Pragmatic Bookshelf has released “Beginning Mac Programming” (http://oreilly.com/catalog/9781934356517/?utm_content=em-pb-pr-Beginning+Mac+Programming&utm_campaign=Pragmatic+Bookshelf&utm_source=iPost&utm_medium=email&imm_mid=0571a7&cmp=em-pb-pr-Beginning+Mac+Programming) by author Tim Isted. The US$34 book teaches non-programmers how to move from idea to application.
They’ll learn how to: code in Objective-C, the programming language behind Apple applications program within the Cocoa framework Apple provides for developers; find and use free tools for developers, including Xcode and Interface Builder; and connect with Apple’s thriving developer community and expanding base of users. By the second chapter of the book, readers start coding their first program.

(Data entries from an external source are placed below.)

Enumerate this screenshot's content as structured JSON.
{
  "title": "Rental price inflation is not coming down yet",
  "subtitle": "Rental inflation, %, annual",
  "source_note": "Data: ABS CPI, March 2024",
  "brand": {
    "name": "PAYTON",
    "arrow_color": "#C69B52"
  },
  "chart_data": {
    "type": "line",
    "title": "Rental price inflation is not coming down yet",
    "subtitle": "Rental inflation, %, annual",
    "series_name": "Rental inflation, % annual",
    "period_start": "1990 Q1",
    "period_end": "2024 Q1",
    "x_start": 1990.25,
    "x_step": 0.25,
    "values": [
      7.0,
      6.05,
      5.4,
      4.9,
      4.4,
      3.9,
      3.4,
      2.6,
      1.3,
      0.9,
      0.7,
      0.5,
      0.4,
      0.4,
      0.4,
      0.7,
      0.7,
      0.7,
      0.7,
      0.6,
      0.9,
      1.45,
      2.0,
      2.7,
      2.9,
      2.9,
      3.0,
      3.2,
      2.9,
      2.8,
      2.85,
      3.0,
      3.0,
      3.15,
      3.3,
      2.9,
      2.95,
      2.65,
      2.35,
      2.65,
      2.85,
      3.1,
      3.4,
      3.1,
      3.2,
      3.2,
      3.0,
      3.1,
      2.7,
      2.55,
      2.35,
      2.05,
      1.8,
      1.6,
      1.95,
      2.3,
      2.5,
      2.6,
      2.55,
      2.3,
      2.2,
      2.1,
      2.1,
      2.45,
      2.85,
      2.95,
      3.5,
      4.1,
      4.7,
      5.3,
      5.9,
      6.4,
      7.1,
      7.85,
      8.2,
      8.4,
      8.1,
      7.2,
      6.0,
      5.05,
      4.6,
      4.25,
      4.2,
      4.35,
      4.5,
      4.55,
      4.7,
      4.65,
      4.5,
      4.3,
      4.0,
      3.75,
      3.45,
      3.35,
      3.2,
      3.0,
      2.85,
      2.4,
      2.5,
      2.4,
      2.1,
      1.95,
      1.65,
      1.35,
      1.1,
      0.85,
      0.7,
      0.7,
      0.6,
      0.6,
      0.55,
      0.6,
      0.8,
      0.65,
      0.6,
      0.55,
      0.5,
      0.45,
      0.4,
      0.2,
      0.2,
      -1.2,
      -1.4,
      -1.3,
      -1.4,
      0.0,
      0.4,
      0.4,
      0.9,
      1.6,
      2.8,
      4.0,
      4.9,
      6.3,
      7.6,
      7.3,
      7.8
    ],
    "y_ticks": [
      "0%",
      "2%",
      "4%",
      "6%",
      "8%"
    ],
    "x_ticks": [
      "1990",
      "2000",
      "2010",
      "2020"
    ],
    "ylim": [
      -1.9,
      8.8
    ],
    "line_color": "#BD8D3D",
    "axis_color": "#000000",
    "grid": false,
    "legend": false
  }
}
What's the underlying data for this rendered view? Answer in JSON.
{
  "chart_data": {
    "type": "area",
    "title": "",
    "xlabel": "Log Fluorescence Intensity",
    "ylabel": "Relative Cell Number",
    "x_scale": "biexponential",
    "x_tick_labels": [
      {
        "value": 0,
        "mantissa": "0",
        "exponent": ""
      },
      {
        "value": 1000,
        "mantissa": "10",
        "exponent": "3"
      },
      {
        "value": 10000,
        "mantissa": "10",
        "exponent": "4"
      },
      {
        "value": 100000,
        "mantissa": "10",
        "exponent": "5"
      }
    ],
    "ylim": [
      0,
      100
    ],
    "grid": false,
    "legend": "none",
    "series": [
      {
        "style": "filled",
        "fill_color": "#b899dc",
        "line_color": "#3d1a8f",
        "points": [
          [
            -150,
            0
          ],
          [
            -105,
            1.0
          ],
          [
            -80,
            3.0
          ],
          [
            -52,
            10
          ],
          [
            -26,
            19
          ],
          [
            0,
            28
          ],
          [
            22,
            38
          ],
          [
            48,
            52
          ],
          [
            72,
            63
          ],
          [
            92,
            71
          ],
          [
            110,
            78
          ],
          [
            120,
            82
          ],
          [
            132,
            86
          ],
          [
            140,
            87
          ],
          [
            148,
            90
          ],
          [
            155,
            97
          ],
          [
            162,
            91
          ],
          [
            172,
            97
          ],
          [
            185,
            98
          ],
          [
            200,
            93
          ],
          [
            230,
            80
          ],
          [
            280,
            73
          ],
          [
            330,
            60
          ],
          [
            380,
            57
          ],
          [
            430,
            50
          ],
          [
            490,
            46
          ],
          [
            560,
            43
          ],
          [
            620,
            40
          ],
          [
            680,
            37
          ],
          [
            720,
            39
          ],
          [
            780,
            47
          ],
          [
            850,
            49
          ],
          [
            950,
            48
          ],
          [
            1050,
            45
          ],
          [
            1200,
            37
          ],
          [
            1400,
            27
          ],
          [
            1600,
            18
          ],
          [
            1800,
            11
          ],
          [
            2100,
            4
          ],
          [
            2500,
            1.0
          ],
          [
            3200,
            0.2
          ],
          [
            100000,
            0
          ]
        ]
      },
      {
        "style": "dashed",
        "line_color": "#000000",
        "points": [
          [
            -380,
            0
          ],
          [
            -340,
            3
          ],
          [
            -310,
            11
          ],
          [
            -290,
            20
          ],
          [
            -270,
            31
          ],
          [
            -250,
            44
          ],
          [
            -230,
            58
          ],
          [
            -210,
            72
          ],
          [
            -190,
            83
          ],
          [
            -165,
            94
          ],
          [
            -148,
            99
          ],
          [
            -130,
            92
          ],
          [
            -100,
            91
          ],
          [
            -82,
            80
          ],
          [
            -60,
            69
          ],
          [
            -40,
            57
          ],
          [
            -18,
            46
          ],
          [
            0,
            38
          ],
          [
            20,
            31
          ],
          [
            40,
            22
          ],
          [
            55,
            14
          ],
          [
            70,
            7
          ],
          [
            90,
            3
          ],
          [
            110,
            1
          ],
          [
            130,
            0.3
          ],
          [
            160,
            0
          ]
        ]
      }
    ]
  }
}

“We’ll be jumping headfirst into creating applications on the Mac that look and behave like the other Mac applications you’re used to,” Isted says. “We’ll certainly be learning general programming principles, but we will be putting them into practice in real-world situations, right from the start. Over the course of the book, you’ll learn enough that you can fend for yourself, with enough knowledge of how the Mac programming world works that you know where to go to fill gaps in your knowledge with information from the right sources. This book is designed for those of us who don’t have a degree in computer science. It’s intended to be read by people who’ve spent time working with the Mac, perhaps as power users of their applications, or at least people with the confidence that they know enough to explain the difference between, say, a menu and a window. Most importantly, the book is intended for people who have little or no previous programming knowledge.”
Isted has been writing software for Macintosh computers since 1995. He also builds web applications using Ruby on Rails, PHP, and .NET, and has been known to develop for Windows machines, too.